«Et à quand la noce? demanda-t-il.
—Oh! elle n'est pas encore faite! murmura Fernand.
—Non, mais elle se fera, dit Caderousse, aussi vrai que Dantès sera le capitaine du Pharaon, n'est-ce pas, Danglars?»
Danglars tressaillit à cette atteinte inattendue, et se retourna vers Caderousse, dont à son tour il étudia le visage pour voir si le coup était prémédité; mais il ne lut rien que l'envie sur ce visage déjà presque hébété par l'ivresse.
«Eh bien, dit-il en remplissant les verres, buvons donc au capitaine Edmond Dantès, mari de la belle Catalane!»
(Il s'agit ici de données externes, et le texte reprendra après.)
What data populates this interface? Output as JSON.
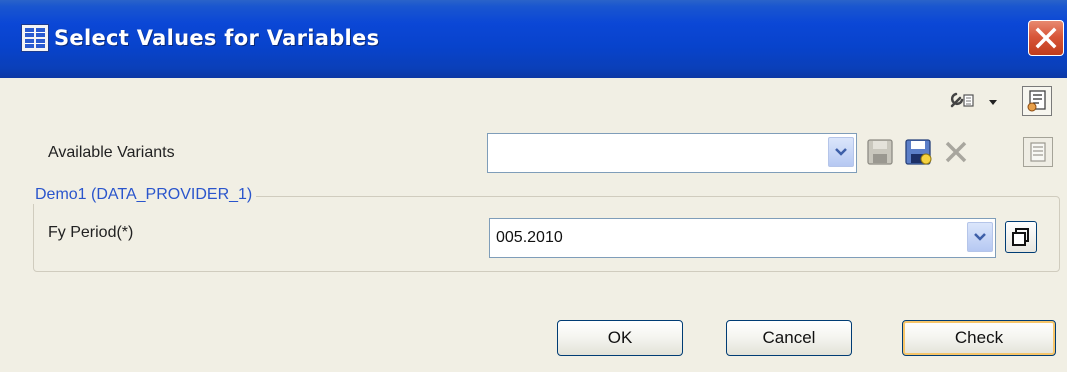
{
  "window": {
    "title": "Select Values for Variables",
    "title_icon": "grid-table-icon",
    "close_icon": "close-icon"
  },
  "toolbar": {
    "icons": [
      "wrench-settings-icon",
      "dropdown-arrow-icon",
      "personalize-dialog-icon"
    ]
  },
  "variants": {
    "label": "Available Variants",
    "value": "",
    "actions": [
      "save-variant-icon",
      "save-as-variant-icon",
      "delete-variant-icon",
      "variant-details-icon"
    ]
  },
  "group": {
    "title": "Demo1 (DATA_PROVIDER_1)",
    "fields": [
      {
        "label": "Fy Period(*)",
        "value": "005.2010"
      }
    ]
  },
  "buttons": {
    "ok": "OK",
    "cancel": "Cancel",
    "check": "Check"
  },
  "colors": {
    "titlebar": "#0843cc",
    "dialog_bg": "#f1efe4",
    "group_title": "#2a55cc",
    "close_button": "#d8573a"
  }
}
Caderousse porta son verre à sa bouche d'une main alourdie et l'avala d'un trait. Fernand prit le sien et le brisa contre terre.
«Eh! eh! eh! dit Caderousse, qu'aperçois-je donc là-bas, au haut de la butte, dans la direction des Catalans? Regarde donc, Fernand, tu as meilleure vue que moi; je crois que je commence à voir trouble, et, tu le sais, le vin est un traître: on dirait deux amants qui marchent côte à côte et la main dans la main. Dieu me pardonne! ils ne se doutent pas que nous les voyons, et les voilà qui s'embrassent!»
Danglars ne perdait pas une des angoisses de Fernand, dont le visage se décomposait à vue d'œil.
«Les connaissez-vous, monsieur Fernand? dit-il.
—Oui, répondit celui-ci d'une voix sourde, c'est M. Edmond et Mlle Mercédès.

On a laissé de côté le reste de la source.